La disparidad entre lo que cobran los más altos directivos de las corporaciones del Ibex 35 y los miembros de sus plantillas ha escalado cotas nunca vistas. A la vez, los ciudadanos más potentados acaparan una porción cada vez mayor de la riqueza nacional. Esta semana se divulgaron sesudos informes que ponen de manifiesto uno y otro hecho.

Vayamos por partes. El máximo nivel de gratificaciones en la cúpula ejecutiva patria se concentra, casi en exclusiva, en los valores punteros del índice bursátil. En ese destacamento de postín, formado por la elite de los gestores empresariales, ocurre que los consejeros delegados y cargos similares vienen a cobrar la friolera de 123 veces más que la media de sus trabajadores.

Años atrás, la brecha era de calado mucho menor. Pero con el transcurso del tiempo, la voracidad insaciable de los señores de la pasta ha ahondado sin pausa el desequilibrio.

El contraste más apabullante entre la soldada de quienes ocupan la cima y los devengos del personal de a pie, se advierte en tres entidades: el gigante de las prendas de moda Inditex y los bancos Santander y BBVA. Los mandarines de ese terceto perciben 455, 257 y 213 veces lo que sus respectivos asalariados. En el polo opuesto, las compañías del Ibex con menores diferencias entre lo que se embolsan unos y otros son Red Eléctrica, 18 veces; Bankia, 15; y Aena, 4 veces. En el caso de Inditex, la distorsión retributiva se explica tal vez porque el grueso de la plantilla milita en el ejército de empleados de su vasta red de centros de distribución, que no disfrutan precisamente de remuneraciones fastuosas.

Cada vez que los periodistas interrogan a los prebostes de las grandes empresas sobre sus mamandurrias, estos suelen argüir el mismo pretexto: “Mi paga --vienen a decir-- está en línea con la de mis homólogos de Europa”.

Tal aseveración omite con pudor una realidad irrebatible. Y es que el estipendio de los currantes celtibéricos no corre parejo, sino que anda muy por debajo, del que se llevan a la faltriquera los operarios de parecido rango en Francia, Italia, Alemania o Reino Unido, por citar cuatro ejemplos de países cercanos. Dicho con otras palabras, la similitud entre los emolumentos de los jefazos españoles y del resto de Europa, no se refleja ni traslada de forma equitativa al resto del escalafón.

Las cifras son contundentes.
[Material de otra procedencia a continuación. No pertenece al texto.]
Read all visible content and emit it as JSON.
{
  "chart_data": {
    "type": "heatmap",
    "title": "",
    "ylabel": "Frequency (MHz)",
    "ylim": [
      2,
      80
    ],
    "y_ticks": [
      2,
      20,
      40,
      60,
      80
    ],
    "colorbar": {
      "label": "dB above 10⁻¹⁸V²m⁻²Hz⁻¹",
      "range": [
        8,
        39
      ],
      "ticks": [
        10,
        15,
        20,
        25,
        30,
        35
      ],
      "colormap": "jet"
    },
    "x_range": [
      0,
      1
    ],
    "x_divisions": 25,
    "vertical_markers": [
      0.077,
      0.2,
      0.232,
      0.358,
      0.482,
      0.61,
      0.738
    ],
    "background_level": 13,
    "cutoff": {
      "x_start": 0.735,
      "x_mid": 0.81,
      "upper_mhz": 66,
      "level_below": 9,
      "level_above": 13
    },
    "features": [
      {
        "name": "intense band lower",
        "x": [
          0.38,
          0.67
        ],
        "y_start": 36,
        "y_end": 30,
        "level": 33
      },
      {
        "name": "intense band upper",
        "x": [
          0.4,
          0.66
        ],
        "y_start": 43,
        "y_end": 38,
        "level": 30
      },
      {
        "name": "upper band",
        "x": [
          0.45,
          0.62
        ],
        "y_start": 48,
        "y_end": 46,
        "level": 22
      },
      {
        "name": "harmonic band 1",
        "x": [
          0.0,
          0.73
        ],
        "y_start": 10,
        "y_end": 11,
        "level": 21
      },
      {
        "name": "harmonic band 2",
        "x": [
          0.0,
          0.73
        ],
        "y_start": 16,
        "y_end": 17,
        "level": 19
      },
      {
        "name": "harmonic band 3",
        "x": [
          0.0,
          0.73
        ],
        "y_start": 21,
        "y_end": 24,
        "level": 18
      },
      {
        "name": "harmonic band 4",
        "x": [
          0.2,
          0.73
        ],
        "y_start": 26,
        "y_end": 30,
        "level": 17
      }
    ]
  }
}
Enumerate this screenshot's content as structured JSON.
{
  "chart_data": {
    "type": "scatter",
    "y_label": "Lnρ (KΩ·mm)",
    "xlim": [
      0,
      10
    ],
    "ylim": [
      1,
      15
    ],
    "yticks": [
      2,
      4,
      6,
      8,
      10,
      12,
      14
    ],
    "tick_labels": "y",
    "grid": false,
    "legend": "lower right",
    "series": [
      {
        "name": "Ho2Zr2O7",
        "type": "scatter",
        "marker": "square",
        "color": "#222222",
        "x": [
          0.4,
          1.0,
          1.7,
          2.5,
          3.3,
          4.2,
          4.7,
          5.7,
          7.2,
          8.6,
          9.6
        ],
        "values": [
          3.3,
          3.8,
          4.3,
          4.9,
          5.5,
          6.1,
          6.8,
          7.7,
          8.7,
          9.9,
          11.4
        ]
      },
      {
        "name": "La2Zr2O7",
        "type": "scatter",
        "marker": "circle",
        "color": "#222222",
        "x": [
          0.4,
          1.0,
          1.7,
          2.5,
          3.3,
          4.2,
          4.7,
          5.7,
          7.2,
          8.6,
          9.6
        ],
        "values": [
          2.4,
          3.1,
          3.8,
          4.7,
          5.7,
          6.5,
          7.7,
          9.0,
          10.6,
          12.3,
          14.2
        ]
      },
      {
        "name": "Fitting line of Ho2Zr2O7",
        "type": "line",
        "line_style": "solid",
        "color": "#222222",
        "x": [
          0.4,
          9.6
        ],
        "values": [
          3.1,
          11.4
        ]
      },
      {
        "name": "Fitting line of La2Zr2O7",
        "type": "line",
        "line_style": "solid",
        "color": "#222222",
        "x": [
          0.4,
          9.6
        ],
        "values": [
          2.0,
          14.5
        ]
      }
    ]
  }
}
Los primeros espadas de las sociedades cotizadas engullen un promedio de 4,46 millones de euros anuales por cabeza, o sea, 371.000 euros al mes. Estos afortunados dirigentes ganan en un solo ejercicio mucho más de lo que cualquier ciudadano raso de este país podrá ingresar a lo largo de toda su vida laboral.

Si de los más selectos jerarcas pasamos a los individuos más ricos del Reino, los análisis publicados revelan que el censo de estos últimos está integrado por 979.000 personas, poseedoras cada una de un patrimonio superior a un millón de dólares. Dicho contingente quintuplica con creces el que había a comienzos de este milenio, compuesto por solo 172.000 ciudadanos. Hay otro dato llamativo: los plutócratas hispanos, que representan una ínfima parte de la población, acaparan el 47% del acervo total del país.

Del mentado catálogo de acaudalados, cerca de 900.000 poseen entre uno y cinco millones; 52.000, entre cinco y diez; 25.000, entre diez y cincuenta millones. A partir de ahí, el número de privilegiados baja en picado. Así, sólo 1.452 individuos disponen de 50 a 100 millones; otros 685, entre 100 y 500 millones; y por último, 61 –la flor y nata– absorben más de 500 millones por barba.

A la luz de semejantes datos, los estudios a que me vengo refiriendo llegan a una conclusión obvia: los ricos son cada vez más ricos.

Los Gobiernos de todo pelaje se devanan los sesos para dar con la fórmula magistral que permita un reparto más ecuánime de la riqueza. Hasta ahora, las sobadas recetas consistentes en machacar a impuestos a las clases opulentas han resultado estériles. Acontece que los grandes capitalistas disponen de variados mecanismos para soslayar a la Agencia Tributaria, y, llegado el caso, para emigrar a otros parajes donde no rijan exacciones confiscatorias.

Además, ese colectivo de magnates es tan poco numeroso, que su aporte al Erario no da mucho de sí, por más que los recaudadores les aprieten las clavijas y expriman sus alforjas. De ahí que, desde tiempos inmemoriales, las subidas de la presión fiscal hayan acabado recayendo sobre el sempiterno chivo expiatorio, las clases medias.

En resumen, nada nuevo bajo el sol. Entre pitos y flautas, no es de extrañar que la brecha existente entre los archimillonarios y el pueblo llano sea cada vez más aparatosa.